И товарищ Том посмотрел на беленькую палочку термометра.

- Ах ты глупый, глупый! - сказал Лихуньке товарищ Том. - И как же это ты ухитрился заболеть? Тебе в кровать надо, а ты еще разгуливаешь. Ну, пойдем, я тебя отнесу домой.

- Сам дойду, - буркнул Лихунька и спустил ноги на пол.

Но пол не хотел стоять смирно под Лихунькиными ногами.

Словно качели, качались непослушные половицы, а стены то надвигались, то раздвигались перед больным мальчиком.

Но товарищ Том уже снимал с гвоздя свое пальто.

- Держись крепче, - сказал товарищ Том Лихуньке и набросил на него пальто. А потом осторожно взял его на руки и толкнул ногою дверь.

- Держись крепче! Сейчас и дома будешь.

Артюшка тоже выскочил в коридор за Лихунькой и тоже побежал вниз по лестнице, не отставая от Тома.

Лихунькина щека лежала на плече у товарища Тома, а ноги жалко болтались в воздухе над самой Артюшкиной головой.

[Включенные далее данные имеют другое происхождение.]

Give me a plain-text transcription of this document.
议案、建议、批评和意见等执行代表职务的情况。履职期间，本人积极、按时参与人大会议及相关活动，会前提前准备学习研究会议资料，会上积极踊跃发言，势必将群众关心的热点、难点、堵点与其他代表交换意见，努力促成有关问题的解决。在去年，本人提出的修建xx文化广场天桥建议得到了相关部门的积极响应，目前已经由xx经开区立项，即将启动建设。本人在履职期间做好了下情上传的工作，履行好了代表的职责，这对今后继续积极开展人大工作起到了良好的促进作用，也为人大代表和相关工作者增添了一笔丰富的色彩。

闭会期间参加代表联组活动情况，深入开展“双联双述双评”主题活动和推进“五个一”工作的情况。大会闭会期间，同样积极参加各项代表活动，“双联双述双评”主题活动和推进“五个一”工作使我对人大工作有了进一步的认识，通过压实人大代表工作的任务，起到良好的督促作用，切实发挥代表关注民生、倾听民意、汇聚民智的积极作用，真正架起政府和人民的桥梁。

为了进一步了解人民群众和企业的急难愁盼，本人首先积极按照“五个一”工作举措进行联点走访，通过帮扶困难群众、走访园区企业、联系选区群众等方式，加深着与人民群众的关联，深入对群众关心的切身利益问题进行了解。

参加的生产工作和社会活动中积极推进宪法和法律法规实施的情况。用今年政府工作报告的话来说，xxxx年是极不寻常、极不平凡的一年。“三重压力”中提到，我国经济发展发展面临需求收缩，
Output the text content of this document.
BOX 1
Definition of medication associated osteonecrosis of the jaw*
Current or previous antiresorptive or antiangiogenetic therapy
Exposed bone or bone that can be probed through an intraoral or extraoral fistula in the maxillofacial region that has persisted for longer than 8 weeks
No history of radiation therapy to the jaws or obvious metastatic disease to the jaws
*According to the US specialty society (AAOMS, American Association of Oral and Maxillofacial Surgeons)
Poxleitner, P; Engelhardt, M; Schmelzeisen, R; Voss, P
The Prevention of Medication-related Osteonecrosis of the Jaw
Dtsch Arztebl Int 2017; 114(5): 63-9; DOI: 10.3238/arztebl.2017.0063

- Лихунька! - крикнул Артюшка Лихунькиным бедным ногам. - Лихунька, ты совсем как Васькин воробей… И еще как я, когда у меня нога болела. Помнишь- весною?

- Помню, - сказал Лихунька через силу и тихонько, тихонько вздохнул. -Только тогда была весна и первое мая, и везде было солнце.

- А теперь зато будет октябрь,- заспорил Артюшка.- И это ни капли не хуже и даже чуточку лучше… И пожалуйста не спорь и пей все лекарства, какие нужно, потом у что надо, чтобы ты был совсем, совсем здоровый.

- Хорошо, Артюшка, - послушно сказал Лихунька.- Я буду пить все лекарства и я непременно буду здоровым. А ты приходи завтра ко мне чуть свет… И Фомка пускай приходит тоже. И Ася, И Колюшка. И Сонечка. И воробья принесите. И Карошке скажите - пусть тоже приходит непременно. И тоже непременно чуть свет.